Corpos nas ruas e nas casas, urubus entre mortos: o Equador pode ser o Brasil amanhã. Por Murilo Matias

Atualizado em 2 de abril de 2020 às 13:43
Urubus na Puente del Velero, Guayaquil

POR MURILO MATIAS

Para os próximos dias são esperadas quase três mil mortes na cidade que já convive com cadáveres nas ruas, desabastecimento e o medo do caos absoluto

Quando a chegada do Covid-19 começava a preocupar a América Latina o Equador foi o onde o alerta acendeu com mais força ao registrar os maiores números de disseminação em meados de março entre os países da região. Um mês depois a crise detonou em Guayaquil situações de absoluto descontrole com a impressionante queima de corpos nas ruas da cidade e o colapso do sistema de saúde e funerário.

“Guayas é a Lombardia da América Latina. Hospitais colapsados, com dezenas de cadáveres no chão, pessoas com defuntos em suas casa por até cinco dias esperando que o governo retire o cadáver para proceder ao enterro. Alguns corpos foram deixados ou queimados nas ruas. De acordo com um porta voz do governo são esperadas entre 2.500 e 3000 em Guayaquil mortes devido ao coronavírus”, afirma o deputado Héctor Yepes comparando a situação com a localidade mais afetada da Itália, com picos próximos de mil mortes ao dia.

Os números reconhecidos pelo governo apontando 98 mortos em todo o território  não convencem quando confrontados com a realidade de hospitais superlotados, funerárias sobrecarregas e solicitações não atendidas – num intervalo de 24 horas a Polícia registrou chamadas para retirar-se 450 cadáveres de dentro de lares somente em Guayaquil, a cidade mais populosa do país.

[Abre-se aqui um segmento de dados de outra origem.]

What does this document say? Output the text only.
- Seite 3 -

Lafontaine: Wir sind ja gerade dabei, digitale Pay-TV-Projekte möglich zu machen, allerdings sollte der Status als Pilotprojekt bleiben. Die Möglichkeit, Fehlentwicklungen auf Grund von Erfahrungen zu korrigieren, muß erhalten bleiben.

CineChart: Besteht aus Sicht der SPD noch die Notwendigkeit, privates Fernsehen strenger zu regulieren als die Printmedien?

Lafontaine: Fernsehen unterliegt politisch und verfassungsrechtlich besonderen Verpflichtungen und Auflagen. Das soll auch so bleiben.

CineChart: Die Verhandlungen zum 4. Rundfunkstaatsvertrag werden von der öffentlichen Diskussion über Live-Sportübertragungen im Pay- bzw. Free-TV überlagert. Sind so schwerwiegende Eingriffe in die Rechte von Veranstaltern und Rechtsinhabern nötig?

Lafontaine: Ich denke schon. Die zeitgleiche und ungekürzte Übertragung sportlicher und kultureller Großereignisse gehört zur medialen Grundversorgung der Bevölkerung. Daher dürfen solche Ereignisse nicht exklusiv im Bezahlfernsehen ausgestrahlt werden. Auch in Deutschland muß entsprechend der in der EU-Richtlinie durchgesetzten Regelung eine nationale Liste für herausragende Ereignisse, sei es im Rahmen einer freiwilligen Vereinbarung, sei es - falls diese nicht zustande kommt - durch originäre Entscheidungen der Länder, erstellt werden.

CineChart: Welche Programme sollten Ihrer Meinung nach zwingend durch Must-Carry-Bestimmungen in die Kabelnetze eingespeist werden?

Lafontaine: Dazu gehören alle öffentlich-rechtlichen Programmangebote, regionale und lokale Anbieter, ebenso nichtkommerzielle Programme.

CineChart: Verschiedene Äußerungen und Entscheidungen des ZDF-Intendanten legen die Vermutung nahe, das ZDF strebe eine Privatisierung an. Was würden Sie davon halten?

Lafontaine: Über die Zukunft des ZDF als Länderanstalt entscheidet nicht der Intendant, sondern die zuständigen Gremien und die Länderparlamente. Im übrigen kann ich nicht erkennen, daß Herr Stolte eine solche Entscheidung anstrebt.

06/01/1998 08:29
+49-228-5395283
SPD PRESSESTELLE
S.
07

“Até poucos dias havia um cerco midiático enorme, mas os meios começam a dizer a verdade e contestam as cifras oficiais. Já não há como esconder, todos temos conhecidos  ou familiares de amigos que faleceram. Vivemos em constante estado de angústia e medo. Se fecharam as fronteiras da cidade, já há desabastecimento de frutas e verduras, me dá terror cada vez que preciso ir ao mercado. Estamos abandonados”, conta a advogada Maria Cecilia Herrera.

O toque de recolher encolhido para às 14h a nível local deixa as ruas vazias de pessoas enquanto circulam fotos de urubus em áreas nas quais haveria o descarte de corpos.

“O local de uma dessas fotos que percorrem o país e o mundo fica a duas quadras de minha casa, se chama Puente del Velero. Circularam imagens de outros também, com essas aves sobrevoando hospitais devido ao cheiro ocasionado por tantas mortes”, complementa Maria.

A avaliação de que o governo reacionou tarde para conter o vírus extrapola a pressão das redes sociais com #SOS Guayaquil e ameaça a instabilidade social diante das também frágeis medidas tomadas no campo econômico.

O bônus de 60 dólares a 400 mil famílias cadastradas ao sistema de seguridade, a nível nacional, deixa de fora enorme contingente da população, incluindo a maioria dos informais, seis em cada dez trabalhadores do país, além dos desempregados.

Cobrado pelas políticas neoliberais adotadas ao largo de sua gestão, incluindo o arrocho e demissões no setor da saúde, Lenín Moreno usa as redes sociais para tentar mostrar as ações empreendidas. “Reforçamos a atenção pela Covid19 em Guayaquil. O Hospital Monte Sinaí será exclusivo para casos confirmados. Terá mais de 130 camas e 37 unidades de cuidados intensivos. O pessoal médico contará com todos os insumos para garantir sua bioseguridade enquanto salva vidas”, tuitou em 31 de março.

A insegurança em relação à atuação do aparato estatal entretanto aumenta à medida em que as mortes avançam ao passo que faltam testes, materiais de segurança, afora a iminência de uma crise alimentar nas periferias urbanas e em comunidades indígenas e do interior.

A renúncia da então ministra da saúde,Catalina Andramuño, em 21 de março, alegando falta de financiamento estatal como uma das razões fundamentais para sua saída foi sintomática ao expor a errática postura que aflige grande parcela dos equatorianos.

“O governo não diz a verdade aos 16 milhões de cidadãos. Queremos o direito à vida de nós mesmos, de nossos pais e avós e não enterros dignos como fala esse presidente”, indigna-se o o estudante Diego Farfán Alvárez, da capital Quito referindo-se ao plano governamental de construção de um “campo santo” para enterros coletivos das vítimas da pandemia.